The Time in Between
- Author: David Bergen
- Language: English
- Genre: Novel
- Publisher: McClelland & Stewart in Canada, Random House in the United States
- Publication date: August 16, 2005
- Publication place: Canada
- Pages: 288 (McClelland & Stewart), 256 (Random House)
- ISBN: 978-0-7710-1178-8 (McClelland & Stewart) ISBN 978-1-4000-6240-9 (Random House)
- OCLC: 58052004

= The Time in Between =

2005 novel by David Bergen

The Time in Between is a novel by Canadian author David Bergen. It deals with a man, who mysteriously returns to Vietnam, where he had been a soldier earlier in his life, followed by his children, who also go to Vietnam to search for him. The novel was the recipient of the Scotiabank Giller Prize and the McNally Robinson Book of the Year Award in 2005.

== Plot ==
Charles Boatman, an army veteran suddenly disappears and his daughter Ada and her younger brother Jon on finding some clues go looking out for him in Danang, Vietnam. The novel mixes various stories from different timeframes narrating Charles's days in Washington when he was young. He married Sara and had daughter Ada while living in Fraser Valley of British Columbia. He gets posted in the wartime era to Vietnam and serves there and upon arrival discovers his wife's infidelity. Sara dies early and by then they also had a son Jon. Charles keeps getting nightmares of his Vietnam days on how he killed an innocent civilian boy in one of the operations and this keeps haunting him. On the other hand, Ada is on a mission to find her father and is helped by a local guy Yen who becomes her guide and guardian in the new country. She engages in a sexual relationship with an older man, Hoang Vu who is an artist by profession. Jon indulges in the nightlife of Vietnam, and Ada keeps getting closer to her father as she travels across the country. Charles discovers author Dang Tho's novel chronicling wartime and this helps him find some peace.

== Publication and development ==
The book is author David Bergen's fifth novel. Although generally called a war novel, the author states that he "[doesn't] see The Time in Between as a war novel". The book was released as Audio book by Blackstone Audio in December 2005 and was narrated by Anna Fields, better known as Kate Fleming.

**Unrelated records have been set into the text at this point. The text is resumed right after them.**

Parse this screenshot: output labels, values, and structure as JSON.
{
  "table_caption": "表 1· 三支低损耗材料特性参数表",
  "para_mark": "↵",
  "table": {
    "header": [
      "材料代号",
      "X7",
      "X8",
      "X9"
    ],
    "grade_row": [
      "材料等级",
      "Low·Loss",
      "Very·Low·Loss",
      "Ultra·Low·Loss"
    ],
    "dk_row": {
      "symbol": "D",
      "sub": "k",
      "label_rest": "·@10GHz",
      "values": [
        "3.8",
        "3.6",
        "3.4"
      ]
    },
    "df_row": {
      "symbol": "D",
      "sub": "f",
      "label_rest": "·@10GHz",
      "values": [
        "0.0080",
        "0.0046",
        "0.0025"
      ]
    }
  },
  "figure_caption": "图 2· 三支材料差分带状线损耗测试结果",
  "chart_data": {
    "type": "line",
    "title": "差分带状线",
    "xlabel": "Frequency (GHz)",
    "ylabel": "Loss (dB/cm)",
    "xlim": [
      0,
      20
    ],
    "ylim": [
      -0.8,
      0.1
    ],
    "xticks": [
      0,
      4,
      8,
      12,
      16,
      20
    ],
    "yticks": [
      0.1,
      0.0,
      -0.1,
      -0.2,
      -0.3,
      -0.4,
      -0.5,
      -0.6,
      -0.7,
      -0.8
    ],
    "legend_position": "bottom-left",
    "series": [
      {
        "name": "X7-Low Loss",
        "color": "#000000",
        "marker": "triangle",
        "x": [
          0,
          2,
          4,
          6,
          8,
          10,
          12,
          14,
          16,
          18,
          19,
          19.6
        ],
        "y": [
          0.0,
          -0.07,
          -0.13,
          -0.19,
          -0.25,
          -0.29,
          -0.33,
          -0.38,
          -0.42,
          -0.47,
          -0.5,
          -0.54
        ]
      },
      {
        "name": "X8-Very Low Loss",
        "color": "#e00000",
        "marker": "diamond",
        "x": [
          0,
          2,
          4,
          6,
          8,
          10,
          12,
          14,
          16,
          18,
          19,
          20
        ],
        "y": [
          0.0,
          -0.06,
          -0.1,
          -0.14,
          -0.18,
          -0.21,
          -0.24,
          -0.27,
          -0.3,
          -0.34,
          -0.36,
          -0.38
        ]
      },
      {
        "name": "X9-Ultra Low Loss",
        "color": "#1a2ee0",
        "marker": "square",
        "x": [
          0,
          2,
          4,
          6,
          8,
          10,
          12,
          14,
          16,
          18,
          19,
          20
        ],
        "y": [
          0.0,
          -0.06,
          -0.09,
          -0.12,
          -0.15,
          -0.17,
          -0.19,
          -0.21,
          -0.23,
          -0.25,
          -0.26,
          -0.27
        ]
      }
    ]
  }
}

== Reviews and reception ==
Kirkus reviews called the novel a "beautifully composed, unflinching and harrowing story". Nicholas Dinka in their Quill & Quire review mentions that the novel has "much decency and intelligence" and both the stories of the novel are "entirely plausible" but criticises for "remarkable dourness of its prose". While Dennis Lythgoe of Deseret News noted that "Bergen's book lives and breathes the Vietnam experience"; Ron Charles in his The Washington Post review mentioned that "Bergen's ability to dramatize trauma-induced disaffection is undeniable; whether readers will want to sink down that hole with his characters is less clear". Irene Wanner of The Seattle Times appreciated the novel for its writing.

The novel won the Scotiabank Giller Prize in 2005 while being nominated along with Luck (by Joan Barfoot), Sweetness in the Belly (by Camilla Gibb), Alligator (by Lisa Moore), and A Wall of Light (by Edeet Ravel). The judges Warren Cariou, Elizabeth Hay, and Richard B. Wright noted "The Time in Between explores our need to understand the relationship between love and duty....[] This is a subtle and elegantly written novel by an author in complete command of his talent". It also won the McNally Robinson Book of the Year Award in 2005. Bergen had earlier won the award in 1996 for A Year of Lesser and later again won in 2009 for The Retreat. Dan Zigmond of SFGate reviews the novel as "a rich and rewarding novel".